Government buildings declined to release the options under consideration, though they are believed to include closer quarantine supervision for people coming to the country.
In a statement, the Government said: “Ireland needs to strike a balance that allows airports and ports to remain open. . . but this minimizes the risk of virus transmission, including the requirement that people arriving in Ireland self-restrict their movements for 14 days. “
The cabinet committee discussed “a range of options,” the statement said, but officials declined to elaborate.
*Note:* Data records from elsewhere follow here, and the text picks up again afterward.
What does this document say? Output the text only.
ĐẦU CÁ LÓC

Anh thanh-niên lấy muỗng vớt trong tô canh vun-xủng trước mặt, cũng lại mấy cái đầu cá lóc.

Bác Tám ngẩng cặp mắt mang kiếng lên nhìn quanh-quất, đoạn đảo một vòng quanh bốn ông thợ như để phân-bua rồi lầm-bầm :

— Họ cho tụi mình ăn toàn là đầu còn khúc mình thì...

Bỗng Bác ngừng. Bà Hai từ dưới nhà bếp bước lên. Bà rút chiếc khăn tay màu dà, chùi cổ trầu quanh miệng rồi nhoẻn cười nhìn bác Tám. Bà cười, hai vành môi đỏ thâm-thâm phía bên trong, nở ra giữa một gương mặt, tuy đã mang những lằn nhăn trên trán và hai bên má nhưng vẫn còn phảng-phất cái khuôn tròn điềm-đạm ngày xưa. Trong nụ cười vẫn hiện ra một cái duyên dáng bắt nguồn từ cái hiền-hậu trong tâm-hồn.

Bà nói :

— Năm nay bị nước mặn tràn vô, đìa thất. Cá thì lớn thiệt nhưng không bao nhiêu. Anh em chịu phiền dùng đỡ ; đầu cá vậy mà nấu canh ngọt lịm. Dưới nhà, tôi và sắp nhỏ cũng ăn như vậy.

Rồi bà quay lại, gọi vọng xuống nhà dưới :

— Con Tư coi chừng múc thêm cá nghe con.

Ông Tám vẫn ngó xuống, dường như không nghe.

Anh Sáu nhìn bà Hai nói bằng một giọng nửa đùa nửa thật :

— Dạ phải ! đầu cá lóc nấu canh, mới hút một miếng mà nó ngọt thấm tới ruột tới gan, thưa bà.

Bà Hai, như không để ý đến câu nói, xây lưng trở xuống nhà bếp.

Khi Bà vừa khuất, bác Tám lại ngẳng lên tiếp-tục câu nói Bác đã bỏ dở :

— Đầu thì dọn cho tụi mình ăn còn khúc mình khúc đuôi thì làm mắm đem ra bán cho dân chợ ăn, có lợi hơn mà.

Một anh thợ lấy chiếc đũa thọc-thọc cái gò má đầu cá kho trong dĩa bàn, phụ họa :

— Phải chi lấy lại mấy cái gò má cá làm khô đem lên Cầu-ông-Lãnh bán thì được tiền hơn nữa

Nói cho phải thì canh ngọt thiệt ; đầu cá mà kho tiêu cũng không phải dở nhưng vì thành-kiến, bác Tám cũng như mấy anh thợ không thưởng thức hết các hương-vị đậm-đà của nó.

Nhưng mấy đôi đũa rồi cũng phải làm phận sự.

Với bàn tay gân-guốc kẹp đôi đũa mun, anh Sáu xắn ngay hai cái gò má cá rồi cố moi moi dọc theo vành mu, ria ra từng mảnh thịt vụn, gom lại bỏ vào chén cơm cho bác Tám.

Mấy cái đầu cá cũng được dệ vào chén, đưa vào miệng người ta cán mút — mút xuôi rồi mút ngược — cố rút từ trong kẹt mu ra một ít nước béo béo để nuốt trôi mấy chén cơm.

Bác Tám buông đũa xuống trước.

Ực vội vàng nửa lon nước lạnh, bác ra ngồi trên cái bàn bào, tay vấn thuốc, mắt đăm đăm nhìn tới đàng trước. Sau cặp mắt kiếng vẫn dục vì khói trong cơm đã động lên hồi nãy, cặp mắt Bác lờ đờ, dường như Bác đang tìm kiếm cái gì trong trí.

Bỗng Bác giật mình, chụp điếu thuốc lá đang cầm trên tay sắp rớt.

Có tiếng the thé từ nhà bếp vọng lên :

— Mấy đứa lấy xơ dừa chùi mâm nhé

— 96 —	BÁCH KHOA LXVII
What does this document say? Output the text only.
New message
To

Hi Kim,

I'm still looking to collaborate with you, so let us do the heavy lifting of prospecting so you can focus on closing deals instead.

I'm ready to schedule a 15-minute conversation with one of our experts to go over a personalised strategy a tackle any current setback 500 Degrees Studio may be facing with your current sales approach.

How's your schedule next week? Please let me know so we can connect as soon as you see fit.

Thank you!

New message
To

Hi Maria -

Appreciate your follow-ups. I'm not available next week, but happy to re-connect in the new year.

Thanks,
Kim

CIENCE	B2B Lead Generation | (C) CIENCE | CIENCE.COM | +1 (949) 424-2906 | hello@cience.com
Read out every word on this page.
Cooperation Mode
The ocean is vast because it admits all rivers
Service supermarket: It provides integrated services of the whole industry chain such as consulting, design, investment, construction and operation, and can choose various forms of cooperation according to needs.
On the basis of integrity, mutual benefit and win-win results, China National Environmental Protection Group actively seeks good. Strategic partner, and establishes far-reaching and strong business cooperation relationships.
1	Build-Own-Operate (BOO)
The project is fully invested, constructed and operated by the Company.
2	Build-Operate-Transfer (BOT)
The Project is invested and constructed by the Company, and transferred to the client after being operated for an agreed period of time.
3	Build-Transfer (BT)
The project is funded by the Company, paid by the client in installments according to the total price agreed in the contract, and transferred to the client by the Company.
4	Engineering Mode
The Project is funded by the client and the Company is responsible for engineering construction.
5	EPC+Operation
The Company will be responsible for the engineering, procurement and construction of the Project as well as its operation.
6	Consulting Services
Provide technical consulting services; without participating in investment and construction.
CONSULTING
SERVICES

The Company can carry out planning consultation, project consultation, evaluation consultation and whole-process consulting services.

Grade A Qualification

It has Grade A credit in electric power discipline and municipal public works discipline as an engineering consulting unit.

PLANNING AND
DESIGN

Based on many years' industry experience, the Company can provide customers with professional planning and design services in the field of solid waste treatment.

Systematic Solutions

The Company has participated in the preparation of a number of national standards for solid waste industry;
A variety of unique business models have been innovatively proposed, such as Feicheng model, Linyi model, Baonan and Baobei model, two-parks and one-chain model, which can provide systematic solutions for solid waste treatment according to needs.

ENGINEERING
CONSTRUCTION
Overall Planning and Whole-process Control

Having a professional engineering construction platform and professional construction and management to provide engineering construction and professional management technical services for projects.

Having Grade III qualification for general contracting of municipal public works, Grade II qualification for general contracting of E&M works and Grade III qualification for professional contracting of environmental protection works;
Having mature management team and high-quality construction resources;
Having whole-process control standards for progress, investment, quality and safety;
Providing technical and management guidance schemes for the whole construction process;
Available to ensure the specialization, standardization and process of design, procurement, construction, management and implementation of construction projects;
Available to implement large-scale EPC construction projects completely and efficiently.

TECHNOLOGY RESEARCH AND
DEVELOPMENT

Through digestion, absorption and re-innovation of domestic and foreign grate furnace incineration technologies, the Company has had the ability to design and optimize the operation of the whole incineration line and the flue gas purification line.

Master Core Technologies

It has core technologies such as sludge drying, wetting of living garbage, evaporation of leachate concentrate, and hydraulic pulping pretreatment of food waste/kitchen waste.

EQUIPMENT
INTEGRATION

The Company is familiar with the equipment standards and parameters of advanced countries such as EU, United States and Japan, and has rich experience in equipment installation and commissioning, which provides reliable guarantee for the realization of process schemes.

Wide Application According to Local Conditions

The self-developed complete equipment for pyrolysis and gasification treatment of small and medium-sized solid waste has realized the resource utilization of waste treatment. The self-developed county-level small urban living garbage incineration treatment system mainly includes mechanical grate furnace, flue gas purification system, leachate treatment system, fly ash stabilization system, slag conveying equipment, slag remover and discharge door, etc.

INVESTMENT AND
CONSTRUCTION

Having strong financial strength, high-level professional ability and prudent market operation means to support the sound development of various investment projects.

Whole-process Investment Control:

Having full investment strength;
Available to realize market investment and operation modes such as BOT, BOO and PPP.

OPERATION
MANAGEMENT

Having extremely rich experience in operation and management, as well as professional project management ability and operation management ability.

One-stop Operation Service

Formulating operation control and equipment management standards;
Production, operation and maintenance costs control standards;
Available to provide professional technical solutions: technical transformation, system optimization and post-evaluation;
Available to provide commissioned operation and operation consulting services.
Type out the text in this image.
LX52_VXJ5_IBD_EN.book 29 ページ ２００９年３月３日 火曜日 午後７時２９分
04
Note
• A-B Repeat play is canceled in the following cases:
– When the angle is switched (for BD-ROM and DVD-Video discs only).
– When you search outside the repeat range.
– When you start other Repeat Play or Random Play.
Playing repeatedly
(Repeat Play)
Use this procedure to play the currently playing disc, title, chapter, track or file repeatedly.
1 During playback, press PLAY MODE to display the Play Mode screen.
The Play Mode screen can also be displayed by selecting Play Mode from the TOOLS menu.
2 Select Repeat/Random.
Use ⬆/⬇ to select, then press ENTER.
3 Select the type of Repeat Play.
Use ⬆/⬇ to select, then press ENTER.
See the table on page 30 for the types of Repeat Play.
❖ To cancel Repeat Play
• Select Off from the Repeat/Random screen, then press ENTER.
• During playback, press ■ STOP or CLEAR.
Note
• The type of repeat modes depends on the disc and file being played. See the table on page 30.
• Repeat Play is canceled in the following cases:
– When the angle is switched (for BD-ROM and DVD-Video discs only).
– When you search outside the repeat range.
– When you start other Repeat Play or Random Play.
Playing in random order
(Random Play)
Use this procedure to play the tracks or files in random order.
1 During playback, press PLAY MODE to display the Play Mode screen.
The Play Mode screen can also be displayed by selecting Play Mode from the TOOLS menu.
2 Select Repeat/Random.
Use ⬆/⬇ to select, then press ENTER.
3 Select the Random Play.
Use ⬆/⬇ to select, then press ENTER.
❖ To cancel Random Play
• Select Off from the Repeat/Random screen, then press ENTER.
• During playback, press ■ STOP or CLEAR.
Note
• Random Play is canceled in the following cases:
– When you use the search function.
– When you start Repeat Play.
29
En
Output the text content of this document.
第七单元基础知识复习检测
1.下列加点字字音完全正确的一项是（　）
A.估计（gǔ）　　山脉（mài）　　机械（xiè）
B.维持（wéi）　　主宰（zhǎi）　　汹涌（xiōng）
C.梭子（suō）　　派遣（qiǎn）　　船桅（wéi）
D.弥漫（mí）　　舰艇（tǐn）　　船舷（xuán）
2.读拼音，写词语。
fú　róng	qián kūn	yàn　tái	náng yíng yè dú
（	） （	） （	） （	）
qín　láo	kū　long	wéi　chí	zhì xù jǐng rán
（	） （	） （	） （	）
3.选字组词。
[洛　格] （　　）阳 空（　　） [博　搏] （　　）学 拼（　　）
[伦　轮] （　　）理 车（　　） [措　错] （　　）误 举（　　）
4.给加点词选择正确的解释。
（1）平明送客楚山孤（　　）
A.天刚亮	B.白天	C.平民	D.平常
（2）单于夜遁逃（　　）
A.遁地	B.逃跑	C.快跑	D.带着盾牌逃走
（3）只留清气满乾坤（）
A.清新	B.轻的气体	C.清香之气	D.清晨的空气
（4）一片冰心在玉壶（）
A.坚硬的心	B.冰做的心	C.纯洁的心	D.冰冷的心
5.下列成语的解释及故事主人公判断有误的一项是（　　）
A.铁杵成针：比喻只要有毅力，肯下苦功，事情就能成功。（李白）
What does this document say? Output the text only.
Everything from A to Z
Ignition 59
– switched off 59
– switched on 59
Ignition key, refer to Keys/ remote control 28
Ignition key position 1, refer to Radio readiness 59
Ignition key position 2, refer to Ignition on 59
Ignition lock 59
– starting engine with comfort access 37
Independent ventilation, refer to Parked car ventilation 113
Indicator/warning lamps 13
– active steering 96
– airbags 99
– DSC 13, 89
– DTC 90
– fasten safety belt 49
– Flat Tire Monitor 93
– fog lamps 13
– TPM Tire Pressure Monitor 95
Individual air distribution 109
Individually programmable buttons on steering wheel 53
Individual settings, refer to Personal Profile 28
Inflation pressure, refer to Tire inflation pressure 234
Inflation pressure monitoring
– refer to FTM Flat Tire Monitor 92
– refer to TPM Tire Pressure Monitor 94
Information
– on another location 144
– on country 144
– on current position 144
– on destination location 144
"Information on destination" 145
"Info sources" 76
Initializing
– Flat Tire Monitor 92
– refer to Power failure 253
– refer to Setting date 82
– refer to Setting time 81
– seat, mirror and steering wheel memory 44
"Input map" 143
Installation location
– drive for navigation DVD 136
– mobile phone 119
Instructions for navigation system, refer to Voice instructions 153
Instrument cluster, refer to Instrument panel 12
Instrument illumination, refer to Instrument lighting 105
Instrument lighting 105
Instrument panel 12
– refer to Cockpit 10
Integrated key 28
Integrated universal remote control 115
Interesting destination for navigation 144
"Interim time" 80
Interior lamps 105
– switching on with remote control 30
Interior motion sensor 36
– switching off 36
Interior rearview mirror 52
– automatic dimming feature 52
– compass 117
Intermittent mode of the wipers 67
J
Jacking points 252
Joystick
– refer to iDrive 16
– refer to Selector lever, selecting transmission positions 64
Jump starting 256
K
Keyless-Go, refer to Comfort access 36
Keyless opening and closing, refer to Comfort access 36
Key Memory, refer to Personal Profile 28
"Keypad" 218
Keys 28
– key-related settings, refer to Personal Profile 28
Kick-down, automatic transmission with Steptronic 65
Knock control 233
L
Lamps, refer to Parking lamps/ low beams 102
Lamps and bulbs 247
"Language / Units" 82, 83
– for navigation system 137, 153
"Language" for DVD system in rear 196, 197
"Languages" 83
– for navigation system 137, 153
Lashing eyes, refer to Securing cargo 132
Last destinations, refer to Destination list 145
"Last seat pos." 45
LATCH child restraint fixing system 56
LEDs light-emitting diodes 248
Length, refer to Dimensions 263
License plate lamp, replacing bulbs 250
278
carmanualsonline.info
They will be discussed by the Cabinet when it meets on Tuesday.
The moves have been sparked by controversy over the arrival of nearly 200 seasonal workers from Bulgaria to work for the Dublin North Fruit Company Keelings this week.
Previously, Taoiseach Leo Varadkar said the government would examine how it could get Irish workers to fill seasonal jobs as fruit pickers and farm workers.
Speaking in Dublin, where he was visiting the Civil Defense headquarters, Mr. Varadkar agreed that agricultural workers were considered essential workers, but said: “When we considered agricultural workers to be essential workers, he had not anticipated hundreds of agricultural workers. workers who come from outside the country. “
He said the government would work with the sector “to see if we can find an adequate number of Irish or people residing in Ireland, at least, who will take those positions.”
Otherwise, Varadkar said, “we have to make a decision.”
“Do we allow the harvest to fail, which is not a good thing, or do we allow workers to continue to come from other parts of the EU but with well-defined and monitored quarantine arrangements?”
Holohan Warning
The Cabinet Subcommittee on Covid-19 met on Monday to discuss a number of issues, including the foreign worker arrangements, after Varadkar promised a review of the arrangements.
Keelings said he had advertised the jobs to Irish workers, but had received few responses. Although the government has designated farmworkers as “essential,” medical director Tony Holohan cautioned that bringing hundreds of workers into the country “was not consistent” with public health councils.
“We need to keep our airports open, we need to keep our positions open,” Varadkar said.
“We need essential workers to get in and out. . . but we also make sure that it is done in a way that minimizes the risk of virus transmission. And that means asking people to isolate themselves, to restrict their movements for 14 days, that has been done since the beginning of this outbreak, but what we are seeing now are the best ways we could monitor what people are really doing. that “.